Let's warm our bones!
And just behind one of the first buildings we find the first thermal pool just above the river. We continue upstream past the main spa building over the bridge. One of the semi-dilapidated buildings apparently houses the local hippies. But we are interested in the river and what flows into it. We take off our shoes and wade across. It’s suspiciously warm and as we get closer to the other bank, where a small stream flows into it, the temperature rises. Here’s another thermal spring! The air is a little thick with the smell of hydrogen sulphide and there are interesting green rows growing by the spring and the feast is warming up nicely. This is very close to us Karlovy Vary people. As more people start to arrive we move to the first spring. We load ourselves in our swimsuits into the hot water. It’s under a cloud outside, so the sun is making up for it today. We also walk through the lukewarm thermal river, The water temperature at the springs outlet ranges from 36 to 42 degrees Celsius. It is rich in sulphur sources, so it is ideal for musculoskeletal disorders (osteoarthritis, rheumatoid arthritis, back pain, etc.) and skin diseases. However, you can’t stay in such warm water for long, the sulphur smell is a bit confusing to the senses, but otherwise it is really pleasant. Thoroughly warmed up, we pack up to leave. The sun comes out and we’ll go to the sea today to cool down.
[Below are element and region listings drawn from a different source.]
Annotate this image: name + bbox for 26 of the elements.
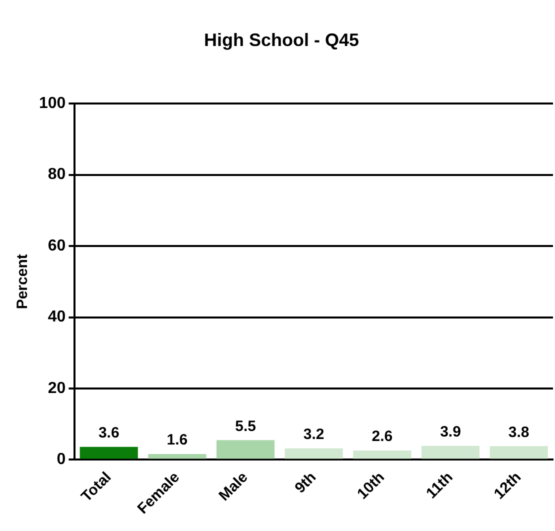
bar xyxy=(148,454,206,459)
x-tick-label: 12th xyxy=(490,468,525,503)
y-tick-label: 0 xyxy=(56,451,66,468)
bar xyxy=(353,450,412,459)
data-label: 5.5 xyxy=(235,418,256,435)
y-tick-label: 60 xyxy=(48,237,66,254)
data-label: 2.6 xyxy=(372,428,393,446)
x-tick-label: 11th xyxy=(423,468,456,502)
bar xyxy=(284,448,343,459)
y-tick-label: 100 xyxy=(38,95,66,112)
x-tick-label: 9th xyxy=(292,468,320,497)
y-tick-label: 40 xyxy=(48,308,66,326)
x-tick-label: 10th xyxy=(354,468,388,503)
chart-title: High School - Q45 xyxy=(204,30,360,50)
bar xyxy=(216,440,275,459)
bar xyxy=(421,446,480,459)
data-label: 3.6 xyxy=(98,424,120,442)
y-tick-label: 20 xyxy=(48,380,66,397)
bar xyxy=(490,446,548,459)
data-label: 3.9 xyxy=(440,423,461,440)
y-tick-label: 80 xyxy=(48,166,66,184)
data-label: 3.2 xyxy=(303,426,324,443)
y-axis-title: Percent xyxy=(14,254,32,310)
bar xyxy=(80,446,138,459)
data-label: 1.6 xyxy=(166,432,188,449)
data-label: 3.8 xyxy=(508,424,530,441)
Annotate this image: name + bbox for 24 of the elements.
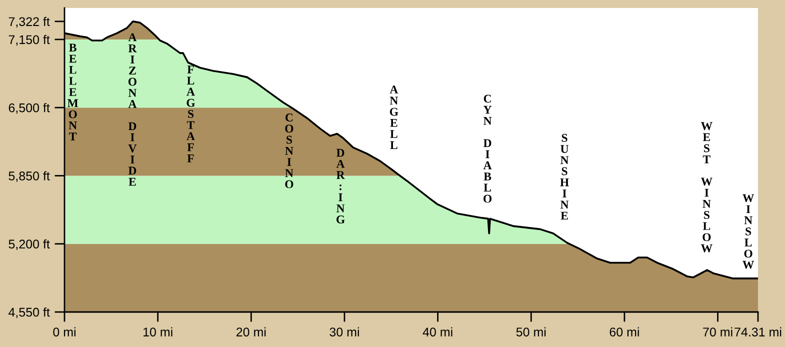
x-tick-label: 10 mi xyxy=(143,327,172,336)
x-tick-label: 40 mi xyxy=(422,327,452,336)
text: WEST WINSLOW xyxy=(700,122,712,252)
y-tick-label: 7,150 ft xyxy=(8,34,50,46)
text: CYN DIABLO xyxy=(483,94,492,203)
annotation: COSNINO xyxy=(285,114,294,188)
x-tick-label: 0 mi xyxy=(53,327,76,336)
x-tick-label: 50 mi xyxy=(516,327,546,336)
text: BELLEMONT xyxy=(67,44,78,140)
annotation: ANGELL xyxy=(390,86,398,149)
x-tick-label: 30 mi xyxy=(330,327,359,336)
annotation: WINSLOW xyxy=(742,194,754,269)
x-tick-label: 70 mi xyxy=(703,327,732,336)
y-tick-label: 6,500 ft xyxy=(8,103,50,114)
text: FLAGSTAFF xyxy=(186,66,195,162)
y-tick-label: 7,322 ft xyxy=(8,16,50,28)
text: ARIZONA DIVIDE xyxy=(128,33,137,186)
y-tick-label: 4,550 ft xyxy=(8,307,50,318)
y-tick-label: 5,200 ft xyxy=(8,239,50,250)
x-tick-label: 20 mi xyxy=(236,327,266,336)
x-tick-label: 60 mi xyxy=(610,327,639,336)
annotation: SUNSHINE xyxy=(560,134,569,220)
y-tick-label: 5,850 ft xyxy=(8,171,50,182)
x-tick-label: 74.31 mi xyxy=(734,327,782,336)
The mystery is not solved...
Only after returning home do I find that the main natural thermal pool is located further upstream. What is still a mystery to me is the minimal information about this location. Such a Thracian Area 51… Although I did find a little something on Greek Wikipedia. It sheds some light on some questions, but it makes me want to do more research.
What does Wikipedia say?
The thermal springs of this area have been known since antiquity. Probably there was an ancient city of Apollonia , whose name is related to the thermal springs. The waters of the springs have a chloride composition with hydrogen sulphide and have a temperature of 37 to 41,5 °C. Their total surface supply is estimated at about 267 cubic metres per hour, and their waters are considered suitable for musculoskeletal disorders, skin diseases, circulatory disorders, inhalation therapy for asthma, etc. Today, 31 buildings have been preserved in the spa. The oldest preserved building is the Ottoman bath house from the end of the 18th century. The area was transformed into a spa town when Zachos, a tobacco merchant, took over its operation from the Ottoman government in 1908-1910. The buildings attributed to him are the „Amfipolis“ and „Pangaeo“ hotels and the ground floor of the restaurant building. Due to the great distance of the spa town from any settlement, various shops were built there, such as a bakery and a grocery store. The buildings in the spa town continued to be constructed throughout the 20th century, creating a small settlement that is now completely abandoned.. but why?